L’alliance thérapeutique serait alors définie comme une attirance ou un sentiment positif chez le patient. Pour produire cet effet, le patient devrait percevoir son thérapeute comme une personne compétente (Chambon et Marie-Cardine, 2003). Les qualités d’écoute, d’attention et d’observation sont les fondements essentiels de la relation thérapeutique. Elles consisteraient à savoir « écouter avec tout son corps » (Chambon et Marie-Cardine, 2003, p. 62).

Selon plusieurs études, la qualité de l’alliance thérapeutique est parfois considérée comme plus déterminante de l’avancée de la thérapie que les techniques spécifiques appliquées par le praticien (Biouy et Bachelart, 2010). Dans cette logique, Lambert (Lambert 1992 cité par Bachelart et Parot, 2014) détermine quatre éléments permettant de prédire l’issue d’une psychothérapie ; les facteurs relationnels communs (dont l’alliance thérapeutique) et les attentes du patient seraient, selon cette étude, « responsables » de 45 % de l’avenir de la thérapie. Bordin, quant à lui, affirme que l’alliance ne serait pas curative en soi, mais constituerait un outil permettant au patient d’adhérer à la thérapie. Une alliance forte lui permettrait alors de s’engager dans les activités spécifiques, propres à la thérapie (Bordin, 1979). En revanche, alors que des études mettent en avant la corrélation entre l’intensité perçue de l’alliance thérapeutique et la rémission des symptômes, aucune étude n’a pu établir une relation causale entre les deux (Biouy et Bachelart, 2014). Ainsi, il est difficile de déterminer si la qualité de l’alliance est une conséquence de la qualité du praticien ou vice- versa.

Quels sont les éléments jugés, par les patients, comme importants chez le thérapeute ? Dans une étude (Sloane et al., 1975), les items, qui selon la grande majorité des patients sont importants chez le thérapeute, seraient les éléments suivants :

• La personnalité du thérapeute ;

• le fait d’aider le patient à comprendre le problème ;

• l’encouragement de permettre au patient petit à petit d’affronter les choses qui le tracassent ; • l’impression de pouvoir parler à une personne compréhensive ;

• l’impression d’arriver à mieux se comprendre soi-même.

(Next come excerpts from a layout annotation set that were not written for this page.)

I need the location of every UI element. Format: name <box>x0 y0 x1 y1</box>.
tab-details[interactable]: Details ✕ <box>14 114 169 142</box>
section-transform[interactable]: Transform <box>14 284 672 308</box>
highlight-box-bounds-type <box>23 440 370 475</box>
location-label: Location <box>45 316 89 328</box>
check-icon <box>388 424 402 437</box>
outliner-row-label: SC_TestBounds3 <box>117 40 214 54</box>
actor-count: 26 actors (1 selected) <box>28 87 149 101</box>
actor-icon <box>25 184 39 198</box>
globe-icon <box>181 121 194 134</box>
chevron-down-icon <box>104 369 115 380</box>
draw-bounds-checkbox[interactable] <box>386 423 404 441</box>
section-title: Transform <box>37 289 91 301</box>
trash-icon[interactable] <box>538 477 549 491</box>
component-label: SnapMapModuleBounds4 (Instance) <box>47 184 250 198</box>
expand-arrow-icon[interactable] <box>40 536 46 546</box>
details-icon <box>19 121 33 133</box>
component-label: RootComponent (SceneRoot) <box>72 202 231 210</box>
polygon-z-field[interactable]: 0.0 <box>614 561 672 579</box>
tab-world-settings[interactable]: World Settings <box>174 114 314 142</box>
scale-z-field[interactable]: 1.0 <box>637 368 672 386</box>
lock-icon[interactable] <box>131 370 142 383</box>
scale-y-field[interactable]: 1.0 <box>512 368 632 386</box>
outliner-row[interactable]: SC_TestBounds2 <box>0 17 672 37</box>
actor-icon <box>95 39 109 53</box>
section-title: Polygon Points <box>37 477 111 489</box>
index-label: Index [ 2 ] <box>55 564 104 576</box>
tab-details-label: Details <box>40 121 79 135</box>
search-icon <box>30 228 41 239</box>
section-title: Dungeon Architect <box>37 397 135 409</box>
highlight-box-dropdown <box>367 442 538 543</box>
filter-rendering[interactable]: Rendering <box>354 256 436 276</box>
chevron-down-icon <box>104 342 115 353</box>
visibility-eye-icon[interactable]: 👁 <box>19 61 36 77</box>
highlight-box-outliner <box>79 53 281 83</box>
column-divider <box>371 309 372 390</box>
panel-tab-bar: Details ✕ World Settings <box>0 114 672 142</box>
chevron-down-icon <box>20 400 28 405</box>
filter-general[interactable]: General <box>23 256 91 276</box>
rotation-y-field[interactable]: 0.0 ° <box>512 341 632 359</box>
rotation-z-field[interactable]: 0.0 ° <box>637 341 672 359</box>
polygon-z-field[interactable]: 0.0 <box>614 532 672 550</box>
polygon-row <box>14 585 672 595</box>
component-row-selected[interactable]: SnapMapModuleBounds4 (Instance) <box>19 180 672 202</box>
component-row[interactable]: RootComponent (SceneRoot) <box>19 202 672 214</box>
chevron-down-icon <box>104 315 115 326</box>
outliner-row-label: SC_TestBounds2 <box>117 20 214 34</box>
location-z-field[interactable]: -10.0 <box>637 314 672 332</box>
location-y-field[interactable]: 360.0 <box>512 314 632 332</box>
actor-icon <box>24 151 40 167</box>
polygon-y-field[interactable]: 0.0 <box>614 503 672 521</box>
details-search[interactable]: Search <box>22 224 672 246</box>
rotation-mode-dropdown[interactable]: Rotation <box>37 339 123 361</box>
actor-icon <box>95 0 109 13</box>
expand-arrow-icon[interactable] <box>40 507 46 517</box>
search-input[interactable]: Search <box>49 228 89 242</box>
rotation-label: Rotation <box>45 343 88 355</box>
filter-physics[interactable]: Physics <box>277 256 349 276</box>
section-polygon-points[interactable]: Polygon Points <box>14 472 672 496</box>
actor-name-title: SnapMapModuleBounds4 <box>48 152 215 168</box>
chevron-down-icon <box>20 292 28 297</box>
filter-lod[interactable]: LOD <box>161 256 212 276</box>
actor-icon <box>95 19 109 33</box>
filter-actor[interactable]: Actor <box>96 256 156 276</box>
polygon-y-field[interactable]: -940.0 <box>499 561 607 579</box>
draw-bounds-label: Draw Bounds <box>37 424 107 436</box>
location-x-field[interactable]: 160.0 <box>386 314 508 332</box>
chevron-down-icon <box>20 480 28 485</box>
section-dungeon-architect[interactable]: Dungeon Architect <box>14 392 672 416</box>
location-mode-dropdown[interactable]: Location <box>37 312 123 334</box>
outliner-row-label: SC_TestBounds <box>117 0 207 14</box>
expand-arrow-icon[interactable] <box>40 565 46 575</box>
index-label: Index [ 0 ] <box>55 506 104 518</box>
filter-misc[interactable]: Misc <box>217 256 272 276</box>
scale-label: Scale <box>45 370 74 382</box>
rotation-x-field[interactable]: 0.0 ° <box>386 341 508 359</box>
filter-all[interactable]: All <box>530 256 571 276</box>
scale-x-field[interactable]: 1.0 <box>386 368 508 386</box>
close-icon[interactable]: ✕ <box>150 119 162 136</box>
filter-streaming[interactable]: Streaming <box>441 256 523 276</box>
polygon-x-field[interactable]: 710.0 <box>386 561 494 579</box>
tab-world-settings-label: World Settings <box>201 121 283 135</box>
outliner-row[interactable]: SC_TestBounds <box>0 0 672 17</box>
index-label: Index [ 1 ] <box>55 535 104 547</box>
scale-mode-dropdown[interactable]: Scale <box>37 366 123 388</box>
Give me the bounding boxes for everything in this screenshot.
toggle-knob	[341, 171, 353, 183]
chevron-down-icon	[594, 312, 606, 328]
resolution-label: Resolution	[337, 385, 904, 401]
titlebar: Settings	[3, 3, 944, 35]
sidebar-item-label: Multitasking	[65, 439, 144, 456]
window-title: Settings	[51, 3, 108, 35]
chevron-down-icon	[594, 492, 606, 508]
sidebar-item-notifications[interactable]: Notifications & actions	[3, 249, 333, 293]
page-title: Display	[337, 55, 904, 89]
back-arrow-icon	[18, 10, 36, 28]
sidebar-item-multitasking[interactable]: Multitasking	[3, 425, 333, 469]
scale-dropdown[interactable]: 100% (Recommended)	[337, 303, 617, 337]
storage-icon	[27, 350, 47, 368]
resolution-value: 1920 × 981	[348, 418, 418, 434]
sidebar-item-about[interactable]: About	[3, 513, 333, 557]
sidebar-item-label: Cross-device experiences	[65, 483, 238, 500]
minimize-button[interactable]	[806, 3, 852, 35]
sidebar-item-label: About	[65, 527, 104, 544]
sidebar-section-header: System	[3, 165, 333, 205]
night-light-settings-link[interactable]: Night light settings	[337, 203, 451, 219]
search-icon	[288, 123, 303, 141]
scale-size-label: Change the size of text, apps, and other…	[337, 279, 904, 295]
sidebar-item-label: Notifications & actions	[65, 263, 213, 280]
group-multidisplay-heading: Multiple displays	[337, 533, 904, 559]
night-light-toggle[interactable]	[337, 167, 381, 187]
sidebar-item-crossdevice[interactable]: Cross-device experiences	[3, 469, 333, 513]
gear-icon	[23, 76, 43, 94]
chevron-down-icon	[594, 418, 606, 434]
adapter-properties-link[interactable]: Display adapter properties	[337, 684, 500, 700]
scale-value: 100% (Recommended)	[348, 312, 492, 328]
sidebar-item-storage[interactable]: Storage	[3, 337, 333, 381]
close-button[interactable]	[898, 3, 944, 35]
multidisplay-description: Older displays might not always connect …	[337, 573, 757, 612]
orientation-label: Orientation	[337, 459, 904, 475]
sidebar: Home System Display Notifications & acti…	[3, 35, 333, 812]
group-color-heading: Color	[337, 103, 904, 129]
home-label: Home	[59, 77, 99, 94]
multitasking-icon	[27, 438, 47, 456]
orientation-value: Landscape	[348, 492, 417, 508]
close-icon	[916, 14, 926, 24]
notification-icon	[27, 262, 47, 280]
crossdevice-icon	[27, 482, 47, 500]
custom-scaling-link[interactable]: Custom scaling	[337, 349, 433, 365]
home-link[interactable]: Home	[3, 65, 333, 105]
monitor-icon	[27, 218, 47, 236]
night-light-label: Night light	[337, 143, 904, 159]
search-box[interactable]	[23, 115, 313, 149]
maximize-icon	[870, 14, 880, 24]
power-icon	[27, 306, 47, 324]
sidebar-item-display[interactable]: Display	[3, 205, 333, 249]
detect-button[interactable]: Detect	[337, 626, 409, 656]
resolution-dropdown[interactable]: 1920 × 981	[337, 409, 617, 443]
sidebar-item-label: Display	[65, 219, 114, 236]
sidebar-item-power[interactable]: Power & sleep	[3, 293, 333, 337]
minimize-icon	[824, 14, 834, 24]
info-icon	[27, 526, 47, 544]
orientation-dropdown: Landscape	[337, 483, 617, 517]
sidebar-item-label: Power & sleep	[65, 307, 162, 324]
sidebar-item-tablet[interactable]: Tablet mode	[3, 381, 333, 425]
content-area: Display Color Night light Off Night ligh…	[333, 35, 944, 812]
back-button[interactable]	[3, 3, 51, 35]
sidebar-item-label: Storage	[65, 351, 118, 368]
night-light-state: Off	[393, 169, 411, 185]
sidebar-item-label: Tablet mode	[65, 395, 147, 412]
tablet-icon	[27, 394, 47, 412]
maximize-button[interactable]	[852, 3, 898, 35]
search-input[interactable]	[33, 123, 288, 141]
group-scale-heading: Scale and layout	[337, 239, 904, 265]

Selon cette étude, la perception du praticien par le patient serait donc l’élément le plus important dans sa relation avec lui. Cette perception d’une personne compétente et digne de confiance augmenterait alors les chances de progrès, indépendamment de l’approche du thérapeute.

Le concept de l’alliance thérapeutique sera approfondi par des psychanalystes américains, représentants de l’École de psychologie du moi (Petot, 2011). Cette notion sera également adoptée par des courants psychologiques non psychanalytiques, dans l’objectif de trouver une notion propre à la « relation interpersonnelle » en psychothérapie. Alors que les praticiens psychanalystes font référence au concept du transfert, d’autres thérapeutes préfèrent faire usage de la notion d’alliance thérapeutique, concept plus compatible avec leurs postulats et concepts. Ainsi, certains auteurs estiment inutile de faire une distinction entre les notions d’alliance thérapeutique et de transfert (Brenner, 1979 cité par Bachelart et Parot, 2014). Le choix du terme serait alors avant tout lié à l’appartenance à une école de psychothérapie.